How can making safety information expensive, be designed to be anything but money making.
The gas industry as a whole must make £Billions in profit, how come those at the sharp end who probably get the least out of it, seem to pay the most?
University fees where capped at £3,000 a year a doctor or lawyer is said to earn after four years about £100,000 a year.
The thing is £3000 a year divided by 52 = £58 a week x 2 weeks acs training = £116.
A gas fitter pays about £3,500 every five years, possibly plus time off.
CORGI charge so much because British Gas only wanted to pay the same as a single employer. But how much does the likes of British Gas make out of the industry in a year? Last year it was over £500 million.
There is plenty of money in the market for a cheap system of training and safety, if of course safety is the object of having Gas Regs.
Don't get me wrong I know there will always probably be cowboys regardless of what you do, but they would at least have less reasons to be one.

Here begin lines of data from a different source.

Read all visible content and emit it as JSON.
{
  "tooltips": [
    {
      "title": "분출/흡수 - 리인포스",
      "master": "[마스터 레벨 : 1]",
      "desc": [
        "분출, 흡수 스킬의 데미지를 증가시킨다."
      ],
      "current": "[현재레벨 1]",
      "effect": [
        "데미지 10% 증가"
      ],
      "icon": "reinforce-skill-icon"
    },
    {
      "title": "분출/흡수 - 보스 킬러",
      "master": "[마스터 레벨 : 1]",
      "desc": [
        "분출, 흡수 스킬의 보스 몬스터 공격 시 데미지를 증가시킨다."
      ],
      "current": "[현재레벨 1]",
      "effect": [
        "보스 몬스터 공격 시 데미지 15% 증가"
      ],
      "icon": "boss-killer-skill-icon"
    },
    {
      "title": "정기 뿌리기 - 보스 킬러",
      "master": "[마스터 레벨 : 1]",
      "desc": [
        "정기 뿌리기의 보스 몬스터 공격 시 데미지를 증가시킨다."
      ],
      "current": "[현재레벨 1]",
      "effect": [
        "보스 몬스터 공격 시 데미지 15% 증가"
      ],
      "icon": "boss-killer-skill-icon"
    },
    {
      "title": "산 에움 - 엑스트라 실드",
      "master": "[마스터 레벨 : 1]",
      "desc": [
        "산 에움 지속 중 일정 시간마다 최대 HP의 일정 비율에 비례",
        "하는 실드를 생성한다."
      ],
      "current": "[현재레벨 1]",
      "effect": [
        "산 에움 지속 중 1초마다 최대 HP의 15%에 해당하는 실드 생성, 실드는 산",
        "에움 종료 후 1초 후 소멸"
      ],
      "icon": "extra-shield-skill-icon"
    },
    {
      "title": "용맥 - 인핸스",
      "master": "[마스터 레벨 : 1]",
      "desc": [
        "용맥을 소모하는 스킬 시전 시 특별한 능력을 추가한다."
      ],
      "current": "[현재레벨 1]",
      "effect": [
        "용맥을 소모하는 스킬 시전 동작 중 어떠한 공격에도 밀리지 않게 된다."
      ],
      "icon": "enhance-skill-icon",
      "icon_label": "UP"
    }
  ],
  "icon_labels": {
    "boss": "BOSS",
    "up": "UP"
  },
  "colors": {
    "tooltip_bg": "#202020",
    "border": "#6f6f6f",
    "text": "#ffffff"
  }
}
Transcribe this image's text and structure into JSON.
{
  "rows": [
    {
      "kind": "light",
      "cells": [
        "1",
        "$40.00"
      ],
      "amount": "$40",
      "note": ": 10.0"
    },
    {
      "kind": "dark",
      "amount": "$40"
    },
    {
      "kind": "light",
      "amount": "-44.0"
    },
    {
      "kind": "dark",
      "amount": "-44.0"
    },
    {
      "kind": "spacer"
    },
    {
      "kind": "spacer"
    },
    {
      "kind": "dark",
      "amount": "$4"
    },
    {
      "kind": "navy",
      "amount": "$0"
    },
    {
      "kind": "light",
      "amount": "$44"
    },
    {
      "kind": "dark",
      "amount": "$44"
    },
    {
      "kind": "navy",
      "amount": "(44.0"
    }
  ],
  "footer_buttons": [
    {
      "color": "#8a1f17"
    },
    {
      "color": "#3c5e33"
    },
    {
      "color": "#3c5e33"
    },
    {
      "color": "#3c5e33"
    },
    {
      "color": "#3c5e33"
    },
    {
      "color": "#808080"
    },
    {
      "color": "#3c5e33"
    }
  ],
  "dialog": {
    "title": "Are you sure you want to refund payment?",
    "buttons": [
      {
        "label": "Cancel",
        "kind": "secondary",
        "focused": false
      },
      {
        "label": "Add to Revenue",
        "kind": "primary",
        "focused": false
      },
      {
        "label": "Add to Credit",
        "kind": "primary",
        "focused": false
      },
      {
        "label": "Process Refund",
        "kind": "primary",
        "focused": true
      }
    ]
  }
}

And lets be honest not paying out £3500 and risking a £5000 or more fine is not the same as paying out say £200 and risking a £5,000 fine.
But I sympathize with all the points made. Its just that Safety I feel should be the prime motive.
I don't know what the actual costs of setting a course up are, and I am not having a go at the course providers, unless of course they are ripping people off which isn't fair. I am more saying perhaps that there seems to be plenty of money in the gas market, for costs to be a bit more evenly spread and promote safety.